Chapter 375 Tonsils and Adenoids
Pathology
Acute Infection
Most episodes of acute pharyngotonsillitis are caused by viruses (Chapter 373). Group A β-hemolytic streptococcus (GABHS) is the most common cause of bacterial infection in the pharynx (Chapter 176).
Airway Obstruction
Both the tonsils and adenoids are a major cause of upper airway obstruction in children. Airway obstruction in children is typically manifested in sleep-disordered breathing, including obstructive sleep apnea, obstructive sleep hypopnea, and upper airway resistance syndrome (Chapter 17). Sleep-disordered breathing secondary to adenotonsillar breathing is a cause of growth failure (Chapter 38).
Clinical Manifestations
Acute Infection
Symptoms of GABHS infection include odynophagia, dry throat, malaise, fever and chills, dysphagia, referred otalgia, headache, muscular aches, and enlarged cervical nodes. Signs include dry tongue, erythematous enlarged tonsils, tonsillar or pharyngeal exudate, palatine petechiae, and enlargement and tenderness of the jugulodigastric lymph nodes (Fig. 375–1; Chapters 176 and 373).

Figure 375–1 Pharyngotonsillitis. This common syndrome has a number of causative pathogens and a wide spectrum of severity. A, The diffuse tonsillar and pharyngeal erythema seen here is a nonspecific finding that can be produced by a variety of pathogens. B, This intense erythema, seen in association with acute tonsillar enlargement and palatal petechiae, is highly suggestive of group A β-streptococcal infection, though other pathogens can produce these findings. C, This picture of exudative tonsillitis is most commonly seen with either group A streptococcal or Epstein-Barr virus infection. (B, Courtesy of Michael Sherlock, MD, Lutherville, MD.)

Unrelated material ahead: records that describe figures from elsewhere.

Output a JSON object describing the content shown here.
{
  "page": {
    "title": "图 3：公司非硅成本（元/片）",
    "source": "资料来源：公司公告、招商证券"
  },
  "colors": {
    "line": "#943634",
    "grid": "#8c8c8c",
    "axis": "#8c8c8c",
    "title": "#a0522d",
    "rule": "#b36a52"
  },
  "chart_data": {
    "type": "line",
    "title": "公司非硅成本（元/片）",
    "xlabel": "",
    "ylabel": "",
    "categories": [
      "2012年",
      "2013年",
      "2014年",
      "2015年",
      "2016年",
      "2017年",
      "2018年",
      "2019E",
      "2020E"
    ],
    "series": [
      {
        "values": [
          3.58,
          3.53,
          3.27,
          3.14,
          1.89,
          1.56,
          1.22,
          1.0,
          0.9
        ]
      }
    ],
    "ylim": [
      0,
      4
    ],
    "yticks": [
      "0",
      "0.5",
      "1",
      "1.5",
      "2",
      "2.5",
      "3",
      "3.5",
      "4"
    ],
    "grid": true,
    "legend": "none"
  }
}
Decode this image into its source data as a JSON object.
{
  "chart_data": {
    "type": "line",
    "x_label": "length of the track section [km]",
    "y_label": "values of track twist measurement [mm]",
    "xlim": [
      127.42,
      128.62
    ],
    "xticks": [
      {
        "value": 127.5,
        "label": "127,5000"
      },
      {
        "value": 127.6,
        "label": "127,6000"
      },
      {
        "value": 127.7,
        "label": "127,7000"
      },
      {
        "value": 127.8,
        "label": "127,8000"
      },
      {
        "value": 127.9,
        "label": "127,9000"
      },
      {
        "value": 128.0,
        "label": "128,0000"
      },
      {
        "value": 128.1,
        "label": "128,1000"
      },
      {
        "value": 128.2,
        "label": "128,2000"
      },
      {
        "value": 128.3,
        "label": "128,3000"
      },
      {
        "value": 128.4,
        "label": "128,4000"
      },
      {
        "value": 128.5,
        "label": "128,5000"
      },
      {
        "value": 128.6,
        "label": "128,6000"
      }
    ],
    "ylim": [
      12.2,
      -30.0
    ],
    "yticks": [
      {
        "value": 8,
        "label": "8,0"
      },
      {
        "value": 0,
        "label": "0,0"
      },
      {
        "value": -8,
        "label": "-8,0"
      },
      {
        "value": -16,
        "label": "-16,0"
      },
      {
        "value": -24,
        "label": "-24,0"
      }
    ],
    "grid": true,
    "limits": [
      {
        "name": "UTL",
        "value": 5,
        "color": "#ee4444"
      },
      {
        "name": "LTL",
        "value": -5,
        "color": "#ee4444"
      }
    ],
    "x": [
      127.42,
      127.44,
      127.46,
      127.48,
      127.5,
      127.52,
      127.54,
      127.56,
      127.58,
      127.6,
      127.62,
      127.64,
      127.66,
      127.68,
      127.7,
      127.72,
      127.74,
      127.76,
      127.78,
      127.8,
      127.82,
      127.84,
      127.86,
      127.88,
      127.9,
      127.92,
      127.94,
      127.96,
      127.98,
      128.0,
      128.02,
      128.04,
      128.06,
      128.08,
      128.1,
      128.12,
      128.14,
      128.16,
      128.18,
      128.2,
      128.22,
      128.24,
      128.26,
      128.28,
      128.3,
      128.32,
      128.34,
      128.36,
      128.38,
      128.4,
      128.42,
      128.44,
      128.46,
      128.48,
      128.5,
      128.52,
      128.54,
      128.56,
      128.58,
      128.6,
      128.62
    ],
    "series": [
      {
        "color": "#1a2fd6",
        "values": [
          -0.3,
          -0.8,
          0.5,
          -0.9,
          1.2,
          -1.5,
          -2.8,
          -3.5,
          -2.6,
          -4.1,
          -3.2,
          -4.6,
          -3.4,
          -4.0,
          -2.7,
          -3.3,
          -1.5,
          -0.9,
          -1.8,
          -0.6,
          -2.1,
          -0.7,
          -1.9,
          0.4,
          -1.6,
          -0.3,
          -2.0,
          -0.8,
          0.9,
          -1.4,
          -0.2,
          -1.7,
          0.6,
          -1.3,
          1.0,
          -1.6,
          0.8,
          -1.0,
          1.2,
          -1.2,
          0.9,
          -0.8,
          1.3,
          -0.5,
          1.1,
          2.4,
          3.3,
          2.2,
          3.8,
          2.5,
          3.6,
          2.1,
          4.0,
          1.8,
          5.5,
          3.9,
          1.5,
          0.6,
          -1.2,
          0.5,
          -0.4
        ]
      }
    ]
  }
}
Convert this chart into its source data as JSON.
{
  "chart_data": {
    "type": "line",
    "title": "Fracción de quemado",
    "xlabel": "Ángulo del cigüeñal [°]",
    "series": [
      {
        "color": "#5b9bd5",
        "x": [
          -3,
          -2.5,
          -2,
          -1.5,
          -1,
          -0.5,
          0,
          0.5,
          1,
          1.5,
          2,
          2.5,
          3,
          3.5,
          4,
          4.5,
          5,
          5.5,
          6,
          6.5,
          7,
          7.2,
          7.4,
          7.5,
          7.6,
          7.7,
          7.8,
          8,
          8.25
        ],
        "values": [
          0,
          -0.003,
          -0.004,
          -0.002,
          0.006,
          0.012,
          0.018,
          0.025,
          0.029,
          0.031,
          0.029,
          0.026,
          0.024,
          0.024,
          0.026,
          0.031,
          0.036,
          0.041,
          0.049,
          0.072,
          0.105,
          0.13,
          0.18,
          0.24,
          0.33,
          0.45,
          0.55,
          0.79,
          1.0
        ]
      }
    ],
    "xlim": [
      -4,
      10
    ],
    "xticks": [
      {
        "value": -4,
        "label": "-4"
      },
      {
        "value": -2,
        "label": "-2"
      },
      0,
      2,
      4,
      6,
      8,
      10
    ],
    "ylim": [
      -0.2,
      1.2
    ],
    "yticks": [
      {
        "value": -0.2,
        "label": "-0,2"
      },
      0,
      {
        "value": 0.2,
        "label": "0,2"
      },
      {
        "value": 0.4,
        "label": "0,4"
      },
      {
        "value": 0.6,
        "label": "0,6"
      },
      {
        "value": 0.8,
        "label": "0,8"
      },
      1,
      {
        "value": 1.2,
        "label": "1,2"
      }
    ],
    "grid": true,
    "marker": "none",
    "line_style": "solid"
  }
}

(From Yellon RF, McBride TP, Davis HW: Otolaryngology. In Zitelli BJ, Davis HW, editors: Atlas of pediatric physical diagnosis, ed 4, Philadelphia, 2002, Mosby, p 852.)
Airway Obstruction
In many children, the diagnosis of airway obstruction (Chapters 17 and 365) can be made by history and physical examination. Daytime symptoms of airway obstruction, secondary to adenotonsillar hypertrophy, include chronic mouth breathing, nasal obstruction, hyponasal speech, hyposmia, decreased appetite, poor school performance, and, rarely, symptoms of right-sided heart failure. Nighttime symptoms consist of loud snoring, choking, gasping, frank apneas, restless sleep, abnormal sleep positions, somnambulism, night terrors, diaphoresis, enuresis, and sleep talking. Large tonsils are typically seen on examination, although the absolute size might not indicate the degree of obstruction. The size of the adenoid tissue can be demonstrated on a lateral neck radiograph or with flexible endoscopy. Other signs that can contribute to airway obstruction include the presence of a craniofacial syndrome or hypotonia.